Dans un pays étranglé par l’insécurité où des groupes armés terrorisent les populations, l’État haïtien semble se livrer à une bataille singulière : la guerre contre… les sex toys. Alors que des milliers de vies sont menacées quotidiennement par des balles et des munitions lourdes, c’est l’entrée de gadgets érotiques qui mobilise l’attention et les ressources des autorités douanières, les considérant comme une menace prioritaire à interdire.
Cette situation soulève une question d’une pertinence brûlante et d’une ironie amère : Les sex toys seraient-ils plus dangereux que les armes à feu et les munitions des terroristes qui alimentent l’insécurité chronique en Haïti ?
Le Contraste Saisissant : Un Embargo Bafoué contre une Loi Ciblée
La loi douanière haïtienne est claire : les sex toys sont considérés comme des articles prohibés. Pourtant, l’application rigoureuse de cette interdiction contraste violemment avec l’apparente passivité face au flux incessant d’armes de guerre et de centaines de milliers de munitions qui inondent le pays.
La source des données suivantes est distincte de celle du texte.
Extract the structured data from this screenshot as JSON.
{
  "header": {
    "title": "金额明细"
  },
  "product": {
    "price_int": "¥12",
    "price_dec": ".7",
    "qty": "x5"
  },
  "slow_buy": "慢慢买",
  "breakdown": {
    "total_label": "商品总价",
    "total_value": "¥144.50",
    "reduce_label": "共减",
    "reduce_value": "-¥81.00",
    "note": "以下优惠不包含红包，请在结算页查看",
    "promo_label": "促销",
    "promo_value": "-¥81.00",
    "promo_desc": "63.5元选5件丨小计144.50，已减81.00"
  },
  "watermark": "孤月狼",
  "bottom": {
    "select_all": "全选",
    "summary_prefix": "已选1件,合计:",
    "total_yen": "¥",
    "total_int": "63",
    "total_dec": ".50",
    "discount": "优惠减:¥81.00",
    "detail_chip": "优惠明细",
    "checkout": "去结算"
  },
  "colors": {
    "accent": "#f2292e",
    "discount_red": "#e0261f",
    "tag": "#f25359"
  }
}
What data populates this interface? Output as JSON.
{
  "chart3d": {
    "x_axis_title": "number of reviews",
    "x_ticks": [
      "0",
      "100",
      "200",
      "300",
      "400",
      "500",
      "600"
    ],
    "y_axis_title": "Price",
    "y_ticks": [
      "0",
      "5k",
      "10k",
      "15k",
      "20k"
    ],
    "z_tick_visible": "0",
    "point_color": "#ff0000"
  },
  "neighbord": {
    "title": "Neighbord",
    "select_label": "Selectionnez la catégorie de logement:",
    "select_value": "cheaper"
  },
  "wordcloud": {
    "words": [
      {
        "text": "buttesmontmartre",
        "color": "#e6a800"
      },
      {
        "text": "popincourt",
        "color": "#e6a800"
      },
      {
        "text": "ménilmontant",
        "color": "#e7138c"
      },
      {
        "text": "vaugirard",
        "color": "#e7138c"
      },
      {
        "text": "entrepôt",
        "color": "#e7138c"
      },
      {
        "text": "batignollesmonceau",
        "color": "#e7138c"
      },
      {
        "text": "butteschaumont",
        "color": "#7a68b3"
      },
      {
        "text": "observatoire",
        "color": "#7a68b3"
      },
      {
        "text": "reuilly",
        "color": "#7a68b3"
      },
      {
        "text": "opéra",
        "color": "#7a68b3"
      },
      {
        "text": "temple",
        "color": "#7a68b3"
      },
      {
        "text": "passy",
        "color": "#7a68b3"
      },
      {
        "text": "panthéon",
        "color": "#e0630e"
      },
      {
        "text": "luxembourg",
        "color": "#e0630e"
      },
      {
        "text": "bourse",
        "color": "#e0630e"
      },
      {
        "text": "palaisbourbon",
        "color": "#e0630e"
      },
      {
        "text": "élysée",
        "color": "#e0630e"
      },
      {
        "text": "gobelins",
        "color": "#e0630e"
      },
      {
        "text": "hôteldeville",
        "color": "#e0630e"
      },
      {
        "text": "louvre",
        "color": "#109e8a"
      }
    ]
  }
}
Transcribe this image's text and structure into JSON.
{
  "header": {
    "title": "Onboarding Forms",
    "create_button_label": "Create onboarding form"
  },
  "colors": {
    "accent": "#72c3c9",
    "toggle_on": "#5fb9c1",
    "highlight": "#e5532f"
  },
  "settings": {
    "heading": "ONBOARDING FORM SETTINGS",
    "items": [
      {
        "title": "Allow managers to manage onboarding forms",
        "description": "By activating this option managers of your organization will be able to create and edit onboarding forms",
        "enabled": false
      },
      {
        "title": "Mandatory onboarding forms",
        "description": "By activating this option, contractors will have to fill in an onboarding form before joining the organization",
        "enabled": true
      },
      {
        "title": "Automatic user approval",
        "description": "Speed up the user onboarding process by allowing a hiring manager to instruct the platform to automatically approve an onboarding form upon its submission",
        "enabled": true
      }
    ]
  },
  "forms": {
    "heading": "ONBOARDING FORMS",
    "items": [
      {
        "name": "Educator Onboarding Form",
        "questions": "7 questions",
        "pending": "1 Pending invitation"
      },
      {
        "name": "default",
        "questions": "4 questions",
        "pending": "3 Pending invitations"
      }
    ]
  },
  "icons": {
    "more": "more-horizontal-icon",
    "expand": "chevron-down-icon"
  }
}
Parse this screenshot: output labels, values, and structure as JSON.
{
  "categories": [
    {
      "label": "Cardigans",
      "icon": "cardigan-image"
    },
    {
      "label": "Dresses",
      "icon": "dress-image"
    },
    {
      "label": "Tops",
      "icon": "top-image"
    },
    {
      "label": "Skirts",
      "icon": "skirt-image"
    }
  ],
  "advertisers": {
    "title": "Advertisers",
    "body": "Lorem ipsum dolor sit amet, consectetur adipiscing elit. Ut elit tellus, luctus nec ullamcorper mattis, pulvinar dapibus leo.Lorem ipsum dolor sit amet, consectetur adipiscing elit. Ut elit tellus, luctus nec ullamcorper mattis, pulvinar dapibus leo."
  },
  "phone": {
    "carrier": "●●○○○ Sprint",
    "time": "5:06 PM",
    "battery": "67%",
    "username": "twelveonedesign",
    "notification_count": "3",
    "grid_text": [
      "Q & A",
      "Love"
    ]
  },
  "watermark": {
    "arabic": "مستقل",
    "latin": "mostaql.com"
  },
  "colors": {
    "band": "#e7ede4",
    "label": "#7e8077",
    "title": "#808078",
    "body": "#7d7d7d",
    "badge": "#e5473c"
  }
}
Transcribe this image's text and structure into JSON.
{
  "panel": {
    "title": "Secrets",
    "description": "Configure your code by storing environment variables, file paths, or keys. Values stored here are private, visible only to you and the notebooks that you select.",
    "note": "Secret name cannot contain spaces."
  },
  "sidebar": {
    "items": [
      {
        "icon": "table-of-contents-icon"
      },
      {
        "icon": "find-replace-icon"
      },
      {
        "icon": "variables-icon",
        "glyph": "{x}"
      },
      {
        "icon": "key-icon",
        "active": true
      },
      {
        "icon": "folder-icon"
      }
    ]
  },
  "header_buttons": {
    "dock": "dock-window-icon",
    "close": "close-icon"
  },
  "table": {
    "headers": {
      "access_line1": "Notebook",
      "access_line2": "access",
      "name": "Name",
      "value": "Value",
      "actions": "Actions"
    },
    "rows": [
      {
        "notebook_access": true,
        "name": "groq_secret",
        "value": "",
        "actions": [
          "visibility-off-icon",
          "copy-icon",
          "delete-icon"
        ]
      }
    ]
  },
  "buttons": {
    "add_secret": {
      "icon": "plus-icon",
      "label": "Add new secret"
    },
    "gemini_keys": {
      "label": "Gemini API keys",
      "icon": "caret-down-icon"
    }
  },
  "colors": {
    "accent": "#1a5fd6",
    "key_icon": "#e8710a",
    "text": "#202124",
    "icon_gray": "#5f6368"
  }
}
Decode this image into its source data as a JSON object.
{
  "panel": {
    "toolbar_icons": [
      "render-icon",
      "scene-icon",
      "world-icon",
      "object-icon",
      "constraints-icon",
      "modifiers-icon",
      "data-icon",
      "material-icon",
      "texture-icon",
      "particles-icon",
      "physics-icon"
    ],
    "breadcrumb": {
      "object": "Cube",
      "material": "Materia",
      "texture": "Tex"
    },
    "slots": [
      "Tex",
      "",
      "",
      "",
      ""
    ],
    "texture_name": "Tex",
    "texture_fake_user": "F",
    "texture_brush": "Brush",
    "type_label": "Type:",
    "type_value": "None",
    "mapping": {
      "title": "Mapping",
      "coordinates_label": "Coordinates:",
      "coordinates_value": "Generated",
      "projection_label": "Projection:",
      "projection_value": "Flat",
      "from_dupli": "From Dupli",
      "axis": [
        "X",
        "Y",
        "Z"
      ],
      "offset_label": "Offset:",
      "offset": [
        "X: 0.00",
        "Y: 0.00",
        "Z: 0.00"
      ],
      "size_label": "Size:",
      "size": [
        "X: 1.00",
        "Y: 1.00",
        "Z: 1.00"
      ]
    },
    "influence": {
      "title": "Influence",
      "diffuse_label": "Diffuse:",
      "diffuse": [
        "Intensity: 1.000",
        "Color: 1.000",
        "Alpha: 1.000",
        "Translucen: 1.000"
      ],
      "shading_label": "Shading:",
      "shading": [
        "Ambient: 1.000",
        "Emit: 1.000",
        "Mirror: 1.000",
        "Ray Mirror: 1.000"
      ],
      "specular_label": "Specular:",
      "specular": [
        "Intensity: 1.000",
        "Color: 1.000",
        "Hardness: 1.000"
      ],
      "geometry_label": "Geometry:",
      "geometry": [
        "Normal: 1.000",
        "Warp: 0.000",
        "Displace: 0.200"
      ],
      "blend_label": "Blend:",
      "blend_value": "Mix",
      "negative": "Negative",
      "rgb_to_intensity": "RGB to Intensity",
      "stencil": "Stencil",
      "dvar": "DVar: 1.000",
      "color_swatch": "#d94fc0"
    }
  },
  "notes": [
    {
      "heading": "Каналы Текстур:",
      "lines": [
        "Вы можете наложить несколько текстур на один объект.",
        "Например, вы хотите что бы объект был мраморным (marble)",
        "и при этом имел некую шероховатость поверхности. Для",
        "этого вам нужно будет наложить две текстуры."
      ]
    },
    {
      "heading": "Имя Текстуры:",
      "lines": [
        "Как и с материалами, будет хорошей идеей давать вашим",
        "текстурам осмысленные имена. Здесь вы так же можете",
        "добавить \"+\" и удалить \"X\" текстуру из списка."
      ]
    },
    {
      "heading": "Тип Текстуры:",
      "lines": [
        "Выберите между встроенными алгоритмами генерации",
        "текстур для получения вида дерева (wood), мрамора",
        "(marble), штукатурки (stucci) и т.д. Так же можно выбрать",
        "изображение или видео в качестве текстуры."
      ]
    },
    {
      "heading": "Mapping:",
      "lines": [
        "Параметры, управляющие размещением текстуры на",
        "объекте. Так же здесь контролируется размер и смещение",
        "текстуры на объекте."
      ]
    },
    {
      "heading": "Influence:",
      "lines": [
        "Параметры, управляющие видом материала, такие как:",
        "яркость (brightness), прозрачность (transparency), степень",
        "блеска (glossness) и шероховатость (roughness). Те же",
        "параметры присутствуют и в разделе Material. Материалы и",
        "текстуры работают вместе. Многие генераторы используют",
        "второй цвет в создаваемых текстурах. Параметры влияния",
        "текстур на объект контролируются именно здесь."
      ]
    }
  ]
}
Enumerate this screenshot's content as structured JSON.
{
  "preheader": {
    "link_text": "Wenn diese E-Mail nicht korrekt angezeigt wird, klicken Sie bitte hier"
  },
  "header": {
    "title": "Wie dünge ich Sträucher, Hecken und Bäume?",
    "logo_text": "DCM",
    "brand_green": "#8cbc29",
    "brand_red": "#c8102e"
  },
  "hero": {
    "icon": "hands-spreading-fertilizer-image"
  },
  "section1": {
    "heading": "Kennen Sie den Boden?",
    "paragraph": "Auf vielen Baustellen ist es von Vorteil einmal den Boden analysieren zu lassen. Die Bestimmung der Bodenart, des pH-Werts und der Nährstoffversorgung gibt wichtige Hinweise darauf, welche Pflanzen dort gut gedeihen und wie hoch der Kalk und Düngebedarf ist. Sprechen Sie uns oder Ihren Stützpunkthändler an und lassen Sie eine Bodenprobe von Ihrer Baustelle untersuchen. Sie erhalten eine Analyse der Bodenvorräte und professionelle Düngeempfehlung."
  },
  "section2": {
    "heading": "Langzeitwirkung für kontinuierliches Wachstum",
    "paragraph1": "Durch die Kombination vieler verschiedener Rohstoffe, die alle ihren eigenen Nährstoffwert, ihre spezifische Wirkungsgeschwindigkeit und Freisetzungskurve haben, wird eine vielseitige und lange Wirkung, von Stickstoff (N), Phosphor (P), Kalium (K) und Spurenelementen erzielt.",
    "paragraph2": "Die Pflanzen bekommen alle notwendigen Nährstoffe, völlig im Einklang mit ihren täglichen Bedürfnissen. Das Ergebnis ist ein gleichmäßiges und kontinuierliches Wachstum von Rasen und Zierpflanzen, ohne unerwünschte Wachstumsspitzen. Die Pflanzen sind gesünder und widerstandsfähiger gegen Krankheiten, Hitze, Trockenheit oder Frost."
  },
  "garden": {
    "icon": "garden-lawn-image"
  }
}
- D’un côté : La traque aux sex toys. Les déclarations publiques et les actions de la douane témoignent d’une véritable campagne pour stopper l’entrée de ces accessoires.
- De l’autre côté : Le silence sur les armes. Malgré l’existence d’un embargo international sur les armes à destination d’Haïti—censé empêcher l’achat légal d’armement par le secteur civil—les bandes armées continuent de s’équiper avec une puissance de feu terrifiante.
Comment expliquer que des milliers de terroristes possèdent des arsenaux massifs — composés de fusils d’assaut et de munitions en quantités industrielles — sans qu’un programme cohérent et visible de lutte contre ce trafic illégal ne soit mis en œuvre ou ne fasse l’objet de la même ferveur douanière ?
Une Question d’Orientation et de Sécurité Nationale
L’analyse de cette double norme révèle une défaillance structurelle dans la gestion des priorités nationales. Tandis que l’interdiction des sex toys pourrait s’appuyer sur des motifs d’ordre moral ou culturel, la libre circulation des armes est une question de sécurité nationale et de survie de l’État.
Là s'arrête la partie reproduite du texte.